Reprodução/ Câmara de SP

Mesmo com o ministro do Supremo Tribunal Federal (STF), Alexandre de Moraes, tendo determinado a suspensão da resolução do Conselho Federal de Medicina (CFM) que proíbe médicos de realizarem a chamada "assistolia fetal", Raphael Câmara - autor da norma - defendeu a proposta na Câmara Municipal de São Paulo, em sessão da CPI de Violência e Assédio Sexual.

A norma do CFM, derrubada por Moraes, impedia que os profissionais de saúde fizessem esse procedimento para interromper gravidezes com mais de 22 semanas.

A assistolia fetal consiste em uma injeção de produtos que induz à parada do batimento do coração do feto antes de ser retirado do útero da mulher.

O procedimento é recomendado pela Organização Mundial da Saúde (OMS) para casos de aborto legal acima de 22 semanas.

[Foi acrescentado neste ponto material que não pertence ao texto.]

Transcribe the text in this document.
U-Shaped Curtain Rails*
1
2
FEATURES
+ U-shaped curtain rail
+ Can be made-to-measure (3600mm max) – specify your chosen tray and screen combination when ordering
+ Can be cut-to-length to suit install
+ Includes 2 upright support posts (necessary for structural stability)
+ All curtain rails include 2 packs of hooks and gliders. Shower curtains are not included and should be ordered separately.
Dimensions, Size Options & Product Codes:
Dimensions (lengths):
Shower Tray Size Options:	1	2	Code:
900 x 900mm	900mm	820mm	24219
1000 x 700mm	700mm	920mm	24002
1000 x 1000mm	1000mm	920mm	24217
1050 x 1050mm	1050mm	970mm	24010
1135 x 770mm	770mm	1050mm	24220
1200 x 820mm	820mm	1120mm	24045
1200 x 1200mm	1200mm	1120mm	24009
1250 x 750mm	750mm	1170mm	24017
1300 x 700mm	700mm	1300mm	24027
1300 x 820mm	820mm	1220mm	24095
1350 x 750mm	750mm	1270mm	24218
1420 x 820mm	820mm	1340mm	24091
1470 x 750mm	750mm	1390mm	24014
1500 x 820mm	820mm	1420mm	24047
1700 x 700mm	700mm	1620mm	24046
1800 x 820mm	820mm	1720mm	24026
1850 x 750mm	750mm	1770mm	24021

O aborto legal é um procedimento de interrupção de gestação autorizado pela legislação brasileira e que deve ser oferecido gratuitamente pelo Sistema Único de Saúde (SUS). É permitido nos casos em que a gravidez é decorrente de estupro, quando há risco à vida da gestante ou quando há um diagnóstico de anencefalia do feto.

Não existe limite gestacional para a realização do aborto legal no Brasil.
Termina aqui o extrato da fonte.